Just as there was no way the Greeks could win Euro 2004, which they did. Just like there was no way Greece would advance to the second round of Euro 2012, which it did.
Never count Greece out of anything.
Germany manager Joachim Loew has a perfect explanation of what it is like playing Greece.
"It's like biting into a rock," he said.
Germany is a prohibitive favourite to beat Greece and move on to the Euro semifinals. The Germans have a solid striker in Mario Gomez and a midfield of Mesut Ozil and Bastian Schweinsteiger, as well as Mats Hummels, the best defender at Euro so far. They have the field covered.
Greece is a tough nut to crack defensively, but Gomez can punish even one mistake. Ozil and Schweinsteiger constantly will pressure that defence, while whatever pressure Greek forwards bring to the German defence they stand a good chance of dying at the feet of Hummels.
But this isn't anything Greece hasn't faced before. Every time the Greeks play the top nations in the world, they are reminded of how much of an underdog they are.
It no doubt has helped them develop the steel-like spine that allows them to withstand adversity.
It isn't all one way traffic. Whenever it plays, Greece creates noise of its own and players aren't afraid to speak up about it.
Greece is not awed by the Germans. The Greeks are defiant, ready and a little gnarly in attitude.
They are probably sick and tired of hearing how their nation is a wreck financially and how they can't win athletically.
"We're going to play Germany," Greek midfielder Kostas Katsouanis told reporters. "What do you think we are thinking? That we're going to lose? That's why (the Germans) are going to have a tough time.
"What do they think? That we're just going to stand there and look at them? We're going to play them. We have proven that through the games so far."
Striker Dimitris Salpingidis said his team is ready to fight for a win.
"If you come to the dressing room you will see 22 fighters ready to fight," he said.
"It doesn't matter to us what anyone says.
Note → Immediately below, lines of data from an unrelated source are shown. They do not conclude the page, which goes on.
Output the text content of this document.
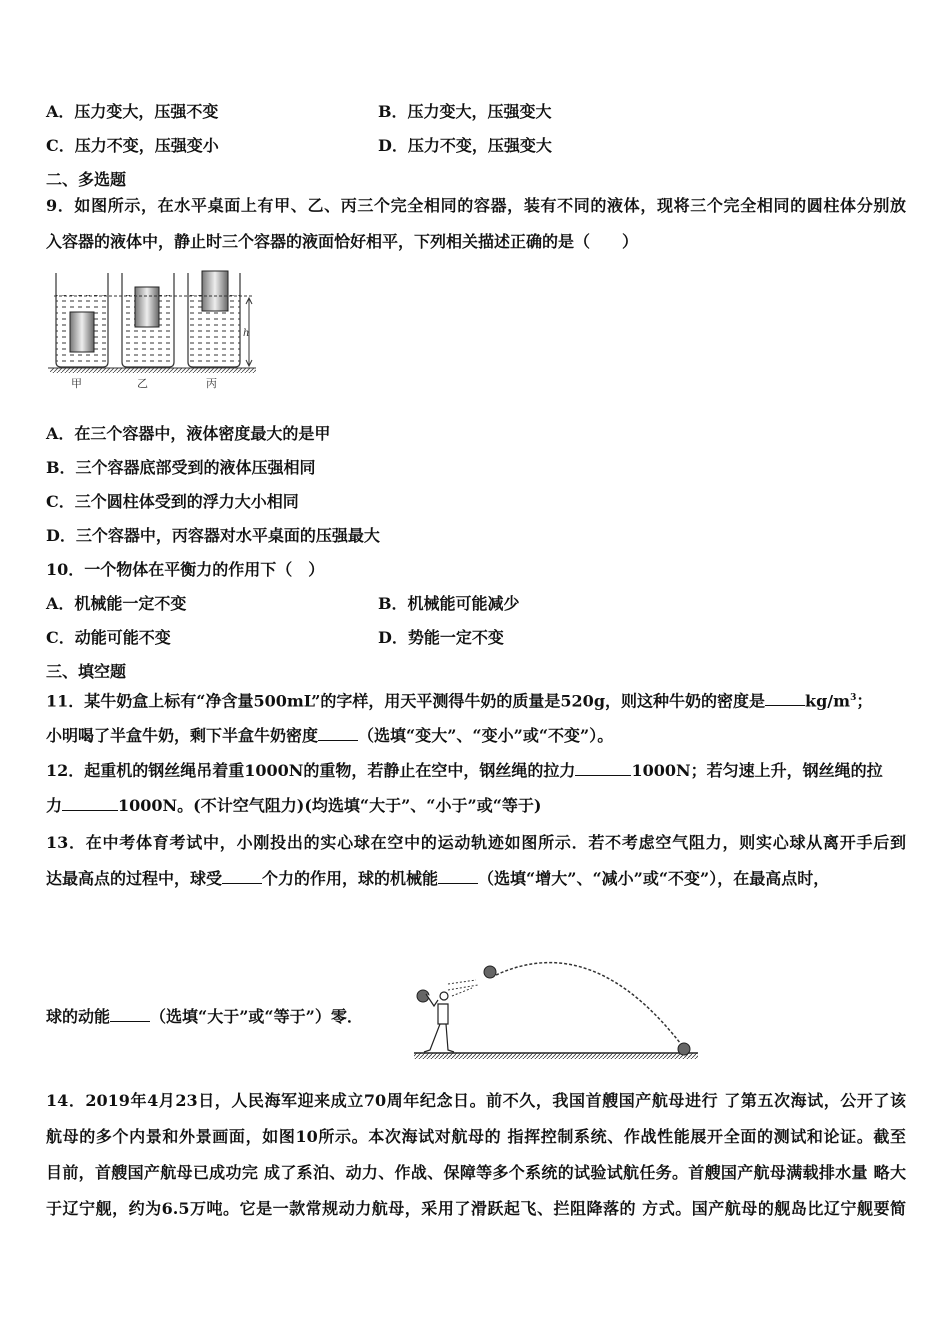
A．压力变大，压强不变	B．压力变大，压强变大
C．压力不变，压强变小	D．压力不变，压强变大
二、多选题
9．如图所示，在水平桌面上有甲、乙、丙三个完全相同的容器，装有不同的液体，现将三个完全相同的圆柱体分别放
入容器的液体中，静止时三个容器的液面恰好相平，下列相关描述正确的是（　　）
h
甲	乙	丙
A．在三个容器中，液体密度最大的是甲
B．三个容器底部受到的液体压强相同
C．三个圆柱体受到的浮力大小相同
D．三个容器中，丙容器对水平桌面的压强最大
10．一个物体在平衡力的作用下（　）
A．机械能一定不变	B．机械能可能减少
C．动能可能不变	D．势能一定不变
三、填空题
11．某牛奶盒上标有“净含量500mL”的字样，用天平测得牛奶的质量是520g，则这种牛奶的密度是	$kg/m^3$；
小明喝了半盒牛奶，剩下半盒牛奶密度	（选填“变大”、“变小”或“不变”）。
12．起重机的钢丝绳吊着重1000N的重物，若静止在空中，钢丝绳的拉力	1000N；若匀速上升，钢丝绳的拉
力	1000N。(不计空气阻力)(均选填“大于”、“小于”或“等于)
13．在中考体育考试中，小刚投出的实心球在空中的运动轨迹如图所示．若不考虑空气阻力，则实心球从离开手后到
达最高点的过程中，球受	个力的作用，球的机械能	（选填“增大”、“减小”或“不变”），在最高点时，
球的动能	（选填“大于”或“等于”）零．
14．2019年4月23日，人民海军迎来成立70周年纪念日。前不久，我国首艘国产航母进行 了第五次海试，公开了该
航母的多个内景和外景画面，如图10所示。本次海试对航母的 指挥控制系统、作战性能展开全面的测试和论证。截至
目前，首艘国产航母已成功完 成了系泊、动力、作战、保障等多个系统的试验试航任务。首艘国产航母满载排水量 略大
于辽宁舰，约为6.5万吨。它是一款常规动力航母，采用了滑跃起飞、拦阻降落的 方式。国产航母的舰岛比辽宁舰要简
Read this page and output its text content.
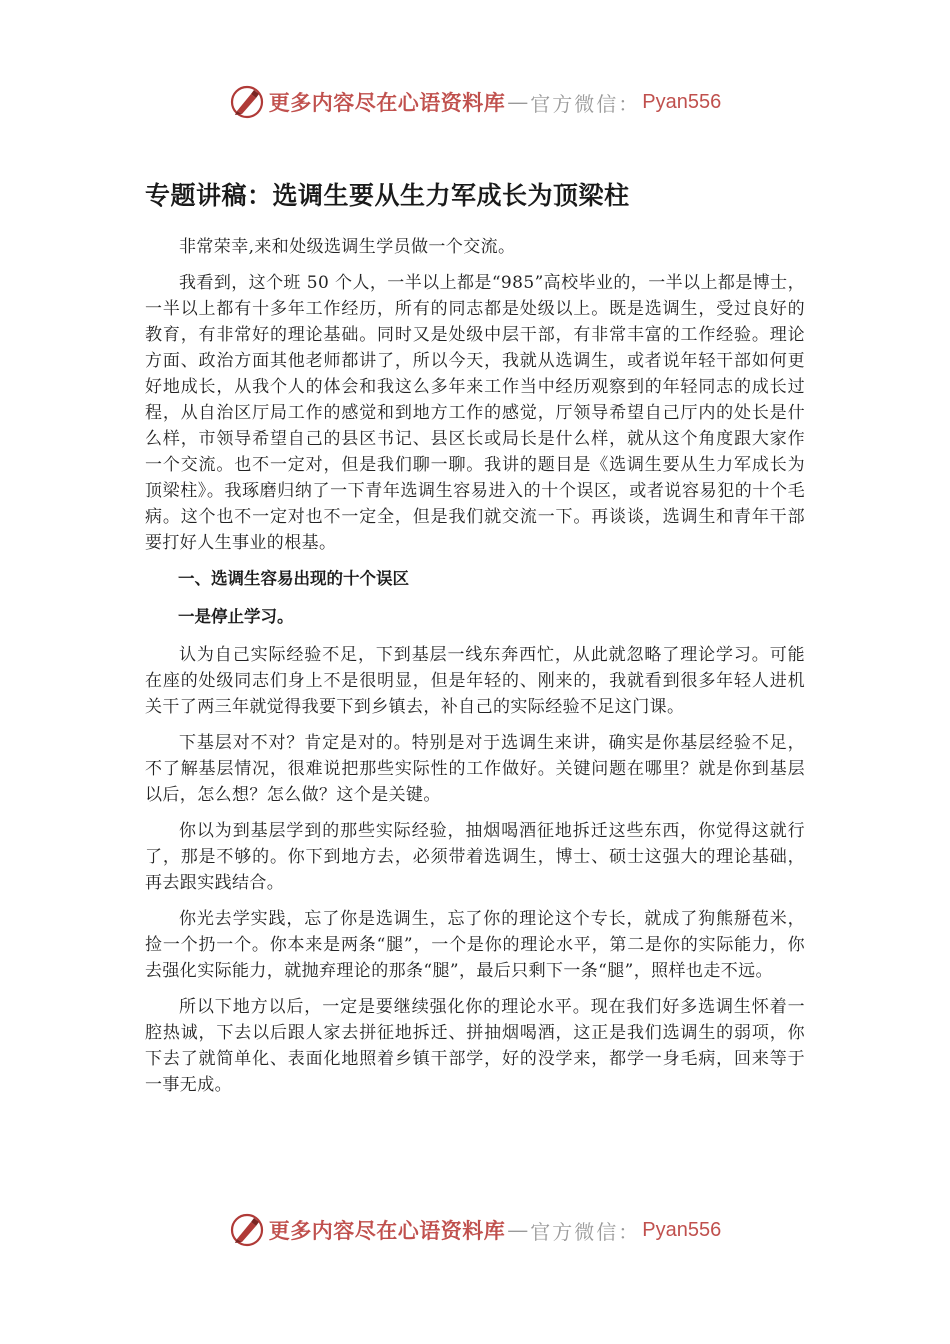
更多内容尽在心语资料库 — 官方微信： Pyan556
专题讲稿：选调生要从生力军成长为顶梁柱

非常荣幸,来和处级选调生学员做一个交流。

我看到，这个班 50 个人，一半以上都是“985”高校毕业的，一半以上都是博士，一半以上都有十多年工作经历，所有的同志都是处级以上。既是选调生，受过良好的教育，有非常好的理论基础。同时又是处级中层干部，有非常丰富的工作经验。理论方面、政治方面其他老师都讲了，所以今天，我就从选调生，或者说年轻干部如何更好地成长，从我个人的体会和我这么多年来工作当中经历观察到的年轻同志的成长过程，从自治区厅局工作的感觉和到地方工作的感觉，厅领导希望自己厅内的处长是什么样，市领导希望自己的县区书记、县区长或局长是什么样，就从这个角度跟大家作一个交流。也不一定对，但是我们聊一聊。我讲的题目是《选调生要从生力军成长为顶梁柱》。我琢磨归纳了一下青年选调生容易进入的十个误区，或者说容易犯的十个毛病。这个也不一定对也不一定全，但是我们就交流一下。再谈谈，选调生和青年干部要打好人生事业的根基。

一、选调生容易出现的十个误区

一是停止学习。

认为自己实际经验不足，下到基层一线东奔西忙，从此就忽略了理论学习。可能在座的处级同志们身上不是很明显，但是年轻的、刚来的，我就看到很多年轻人进机关干了两三年就觉得我要下到乡镇去，补自己的实际经验不足这门课。

下基层对不对？肯定是对的。特别是对于选调生来讲，确实是你基层经验不足，不了解基层情况，很难说把那些实际性的工作做好。关键问题在哪里？就是你到基层以后，怎么想？怎么做？这个是关键。

你以为到基层学到的那些实际经验，抽烟喝酒征地拆迁这些东西，你觉得这就行了，那是不够的。你下到地方去，必须带着选调生，博士、硕士这强大的理论基础，再去跟实践结合。

你光去学实践，忘了你是选调生，忘了你的理论这个专长，就成了狗熊掰苞米，捡一个扔一个。你本来是两条“腿”，一个是你的理论水平，第二是你的实际能力，你去强化实际能力，就抛弃理论的那条“腿”，最后只剩下一条“腿”，照样也走不远。

所以下地方以后，一定是要继续强化你的理论水平。现在我们好多选调生怀着一腔热诚，下去以后跟人家去拼征地拆迁、拼抽烟喝酒，这正是我们选调生的弱项，你下去了就简单化、表面化地照着乡镇干部学，好的没学来，都学一身毛病，回来等于一事无成。

更多内容尽在心语资料库 — 官方微信： Pyan556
In 2004, we proved we could do it. What we're going to do is fight, and try to go through to the next round."
Germany has never lost to Greece in a Euro competition but is also aware that nothing comes easy in these tournaments.
"It will be an uncomfortable match," German midfielder Lars Bender said. "We will have to find some solutions in how we play against them."
And there is the shadow of the political and financial situation between the countries created by the euro bailout.
Both teams have been playing down that sensitive political issue, but German chancellor Angela Merkel is expected to attend the game Friday.
"Angela Merkel and the national team are on good terms," Loew said. "We agree she will not interfere in my tactical instructions and I will not interfere in her political agenda. This is a normal sporting contest and that is the end of it."